And He was asking him, "What is your name?" And he said to Him, "My name is Multitude; for we are many."
At the request of many families* I’m uploading here my favorite short story ever. I first came to know it through Donna Haraway’s work. I kept seeing the reference – I think it’s the name of a chapter in Situated Knowledges, referenced somewhere in A Cyborg Manifesto, and appears a couple of times in her reader – and got to Varley’s sci-fi anthology with the same name.
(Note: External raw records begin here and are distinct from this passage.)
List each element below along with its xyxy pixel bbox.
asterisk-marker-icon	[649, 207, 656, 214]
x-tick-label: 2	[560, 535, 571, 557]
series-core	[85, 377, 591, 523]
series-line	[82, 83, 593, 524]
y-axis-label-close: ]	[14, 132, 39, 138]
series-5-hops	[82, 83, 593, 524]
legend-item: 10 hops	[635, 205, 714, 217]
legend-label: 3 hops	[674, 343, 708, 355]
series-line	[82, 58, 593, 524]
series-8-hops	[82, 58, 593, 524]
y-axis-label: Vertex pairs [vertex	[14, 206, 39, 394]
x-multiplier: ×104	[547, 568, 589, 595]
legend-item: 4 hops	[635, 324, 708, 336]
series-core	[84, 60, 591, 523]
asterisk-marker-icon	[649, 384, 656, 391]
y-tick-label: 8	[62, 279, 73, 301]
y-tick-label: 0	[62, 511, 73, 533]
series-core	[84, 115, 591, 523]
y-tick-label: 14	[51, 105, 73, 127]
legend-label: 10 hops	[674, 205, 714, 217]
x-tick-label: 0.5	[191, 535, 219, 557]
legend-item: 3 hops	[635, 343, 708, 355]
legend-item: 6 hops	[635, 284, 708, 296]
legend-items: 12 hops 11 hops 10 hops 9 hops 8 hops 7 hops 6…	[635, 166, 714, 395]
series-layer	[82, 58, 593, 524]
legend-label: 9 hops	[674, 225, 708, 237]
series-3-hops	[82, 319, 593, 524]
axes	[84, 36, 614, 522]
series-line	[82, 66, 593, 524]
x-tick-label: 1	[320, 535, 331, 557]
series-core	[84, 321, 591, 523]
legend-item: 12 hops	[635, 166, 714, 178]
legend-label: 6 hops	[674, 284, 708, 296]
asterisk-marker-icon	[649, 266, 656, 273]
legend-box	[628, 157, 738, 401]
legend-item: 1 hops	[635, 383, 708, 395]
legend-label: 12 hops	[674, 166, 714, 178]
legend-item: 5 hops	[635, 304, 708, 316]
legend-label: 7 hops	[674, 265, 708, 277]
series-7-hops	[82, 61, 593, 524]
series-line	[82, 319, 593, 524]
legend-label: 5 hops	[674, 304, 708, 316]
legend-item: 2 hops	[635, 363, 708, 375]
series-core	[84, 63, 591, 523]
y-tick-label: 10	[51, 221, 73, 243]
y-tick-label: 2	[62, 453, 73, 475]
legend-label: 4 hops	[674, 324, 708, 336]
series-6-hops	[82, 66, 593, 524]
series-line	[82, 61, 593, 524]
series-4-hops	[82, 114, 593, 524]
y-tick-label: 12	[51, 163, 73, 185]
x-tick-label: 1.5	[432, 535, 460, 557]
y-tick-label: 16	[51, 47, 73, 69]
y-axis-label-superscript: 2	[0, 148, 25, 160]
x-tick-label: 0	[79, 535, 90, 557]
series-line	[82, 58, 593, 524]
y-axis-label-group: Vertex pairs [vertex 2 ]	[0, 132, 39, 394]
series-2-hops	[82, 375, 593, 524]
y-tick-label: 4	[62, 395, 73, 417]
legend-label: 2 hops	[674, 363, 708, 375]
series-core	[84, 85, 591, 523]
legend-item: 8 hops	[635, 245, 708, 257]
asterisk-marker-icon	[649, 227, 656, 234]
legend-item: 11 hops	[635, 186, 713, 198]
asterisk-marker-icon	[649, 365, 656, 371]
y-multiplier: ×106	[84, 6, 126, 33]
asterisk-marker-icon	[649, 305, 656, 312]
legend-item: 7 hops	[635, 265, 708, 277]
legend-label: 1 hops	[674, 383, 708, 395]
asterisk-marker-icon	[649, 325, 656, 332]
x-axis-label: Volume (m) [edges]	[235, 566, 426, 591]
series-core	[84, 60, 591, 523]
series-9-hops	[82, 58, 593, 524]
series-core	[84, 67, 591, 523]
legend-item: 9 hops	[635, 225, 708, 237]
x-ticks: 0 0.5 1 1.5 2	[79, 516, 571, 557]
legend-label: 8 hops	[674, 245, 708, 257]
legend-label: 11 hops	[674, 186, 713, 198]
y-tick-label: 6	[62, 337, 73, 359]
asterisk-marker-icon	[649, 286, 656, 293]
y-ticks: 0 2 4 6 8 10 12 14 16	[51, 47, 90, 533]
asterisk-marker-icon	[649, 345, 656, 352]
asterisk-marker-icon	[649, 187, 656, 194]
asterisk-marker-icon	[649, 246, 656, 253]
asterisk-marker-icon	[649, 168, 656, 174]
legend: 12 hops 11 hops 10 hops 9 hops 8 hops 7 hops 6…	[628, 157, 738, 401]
Although the other stories are good, The Persistence of Vision – curiously the only one that cannot be considered science fiction per se – is just absolutely astounding, a mind-blowing fragment of fiction that opens the doors to new forms of relating with each other, of perceiving things around us and ourselves, of seeing the world. ‘Seeing’ might not be the best term… The Persistence of Vision is a first-person description of a wanderer who encounters a society inhabited and built solely by deaf and blind people.
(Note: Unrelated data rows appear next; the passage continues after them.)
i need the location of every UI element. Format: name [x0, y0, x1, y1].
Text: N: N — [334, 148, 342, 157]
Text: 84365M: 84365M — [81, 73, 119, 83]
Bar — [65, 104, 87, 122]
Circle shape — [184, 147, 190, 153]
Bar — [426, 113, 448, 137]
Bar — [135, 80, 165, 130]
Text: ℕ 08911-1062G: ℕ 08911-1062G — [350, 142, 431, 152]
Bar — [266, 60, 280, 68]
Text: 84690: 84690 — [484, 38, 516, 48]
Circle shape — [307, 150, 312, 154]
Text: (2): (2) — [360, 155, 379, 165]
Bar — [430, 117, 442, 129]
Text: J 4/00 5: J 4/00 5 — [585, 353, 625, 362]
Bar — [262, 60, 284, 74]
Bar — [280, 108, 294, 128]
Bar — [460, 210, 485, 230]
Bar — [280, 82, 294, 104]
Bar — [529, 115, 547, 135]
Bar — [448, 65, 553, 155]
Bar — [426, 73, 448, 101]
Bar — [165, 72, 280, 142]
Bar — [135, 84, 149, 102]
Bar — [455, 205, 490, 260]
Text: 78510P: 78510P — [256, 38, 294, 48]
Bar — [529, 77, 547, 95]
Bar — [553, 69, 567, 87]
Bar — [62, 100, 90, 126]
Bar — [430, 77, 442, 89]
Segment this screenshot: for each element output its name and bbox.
In the antipodes of José Saramago’s Essay on Blindness – another brilliant novel which tackles how vision persists and insists in shaping our cosmology, our relations and our language – TPV does not see (lol? blindness as being merely a negative attribute, a lack of vision. And although its main character is also a seeing/able-bodied person, TPV does not describe him as having some sort of advantage in comparison with the blind. Quite the opposite. By entering a world built by and for the deaf-bind, the ‘able-body’ becomes the ‘disabled’ one, and the narrator begins to find the richness of dethroning vision from the top of the the senses’ hierarchy. This, of course, allied with Varley’s hippie-influenced and highly speculative feminism and anti-racism.